To detect nonspecific binding or contamination in the assay.

If all wells turn dark regardless of sample, what does that indicate?

Likely contamination, improper washing, or non-specific binding.

In a sandwich ELISA, if no colour develops, what could be the cause?

Absence of antigen, degraded enzyme conjugate, or missing secondary antibody.

What happens if washing is insufficient?

Non-specific binding increases, leading to false positives.

Define sensitivity in diagnostic testing.

The ability of a test to correctly identify true positives.

Define specificity in diagnostic testing.

The ability of a test to correctly identify true negatives.

What is the relationship between sensitivity and false negatives?

Higher sensitivity reduces false negatives.

What is the relationship between specificity and false positives?

Higher specificity reduces false positives.

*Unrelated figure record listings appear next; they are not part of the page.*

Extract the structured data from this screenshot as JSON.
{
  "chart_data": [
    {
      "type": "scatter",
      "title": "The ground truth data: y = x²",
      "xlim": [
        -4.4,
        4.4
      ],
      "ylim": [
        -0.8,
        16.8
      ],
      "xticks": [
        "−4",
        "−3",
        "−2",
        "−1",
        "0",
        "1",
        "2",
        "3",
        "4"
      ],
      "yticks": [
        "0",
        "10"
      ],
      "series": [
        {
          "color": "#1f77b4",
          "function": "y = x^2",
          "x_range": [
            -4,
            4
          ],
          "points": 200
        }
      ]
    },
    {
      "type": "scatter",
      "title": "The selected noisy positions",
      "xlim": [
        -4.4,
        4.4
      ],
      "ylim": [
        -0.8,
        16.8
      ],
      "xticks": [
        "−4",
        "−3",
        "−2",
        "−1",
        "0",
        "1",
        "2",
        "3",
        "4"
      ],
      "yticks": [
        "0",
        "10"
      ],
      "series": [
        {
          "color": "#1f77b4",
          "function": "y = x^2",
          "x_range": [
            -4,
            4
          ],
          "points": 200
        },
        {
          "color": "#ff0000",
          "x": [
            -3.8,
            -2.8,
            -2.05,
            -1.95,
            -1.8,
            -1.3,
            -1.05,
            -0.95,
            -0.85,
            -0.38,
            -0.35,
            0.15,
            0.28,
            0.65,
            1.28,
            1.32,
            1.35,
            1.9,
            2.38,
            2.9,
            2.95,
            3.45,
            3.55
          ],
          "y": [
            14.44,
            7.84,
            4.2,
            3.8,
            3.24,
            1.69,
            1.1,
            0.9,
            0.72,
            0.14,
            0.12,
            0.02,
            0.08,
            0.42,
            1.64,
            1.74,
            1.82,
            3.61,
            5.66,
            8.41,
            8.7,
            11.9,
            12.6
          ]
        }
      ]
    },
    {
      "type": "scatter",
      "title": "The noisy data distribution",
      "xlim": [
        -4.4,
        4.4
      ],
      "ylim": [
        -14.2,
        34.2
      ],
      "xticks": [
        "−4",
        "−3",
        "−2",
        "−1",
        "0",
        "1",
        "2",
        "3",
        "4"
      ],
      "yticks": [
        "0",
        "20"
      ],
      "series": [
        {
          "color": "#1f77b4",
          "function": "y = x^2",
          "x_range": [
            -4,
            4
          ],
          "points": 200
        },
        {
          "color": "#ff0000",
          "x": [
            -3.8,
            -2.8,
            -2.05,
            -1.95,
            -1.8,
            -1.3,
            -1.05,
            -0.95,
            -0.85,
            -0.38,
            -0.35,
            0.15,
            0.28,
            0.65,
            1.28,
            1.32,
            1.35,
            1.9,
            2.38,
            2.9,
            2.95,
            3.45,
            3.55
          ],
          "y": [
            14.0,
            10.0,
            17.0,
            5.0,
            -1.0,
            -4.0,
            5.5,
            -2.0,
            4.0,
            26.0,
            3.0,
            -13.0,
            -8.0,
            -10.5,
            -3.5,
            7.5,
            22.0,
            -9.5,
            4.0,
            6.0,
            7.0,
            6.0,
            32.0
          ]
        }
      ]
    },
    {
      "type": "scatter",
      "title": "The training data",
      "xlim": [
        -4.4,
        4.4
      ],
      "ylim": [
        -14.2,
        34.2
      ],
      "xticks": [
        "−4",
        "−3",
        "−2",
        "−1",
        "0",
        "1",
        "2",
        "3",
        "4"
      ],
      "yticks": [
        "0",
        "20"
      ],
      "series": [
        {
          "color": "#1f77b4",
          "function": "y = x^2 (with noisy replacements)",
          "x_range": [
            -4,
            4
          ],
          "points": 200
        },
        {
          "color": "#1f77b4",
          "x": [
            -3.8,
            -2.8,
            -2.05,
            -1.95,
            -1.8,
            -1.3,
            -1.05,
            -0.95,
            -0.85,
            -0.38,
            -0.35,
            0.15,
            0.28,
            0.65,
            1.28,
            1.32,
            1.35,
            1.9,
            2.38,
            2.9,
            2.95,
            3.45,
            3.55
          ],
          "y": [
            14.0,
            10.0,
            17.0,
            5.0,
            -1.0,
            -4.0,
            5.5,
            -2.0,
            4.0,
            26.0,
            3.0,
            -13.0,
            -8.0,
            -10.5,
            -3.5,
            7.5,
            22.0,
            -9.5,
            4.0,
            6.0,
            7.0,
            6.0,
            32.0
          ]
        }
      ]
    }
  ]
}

What are point-of-care (POC) antibody tests?

Rapid diagnostic kits used outside the lab, e.g., pregnancy or COVID-19 tests.

How do COVID-19 antigen tests detect infection?

By using antibodies that bind to SARS-CoV-2 nucleoprotein antigen.

What do the 'C' and 'T' lines represent in a COVID test?

'C' is the control line (valid test), 'T' indicates presence of target antigen.

What are multiplex ELISAs?

Assays that detect multiple analytes in one sample using color-coded or bead-based systems.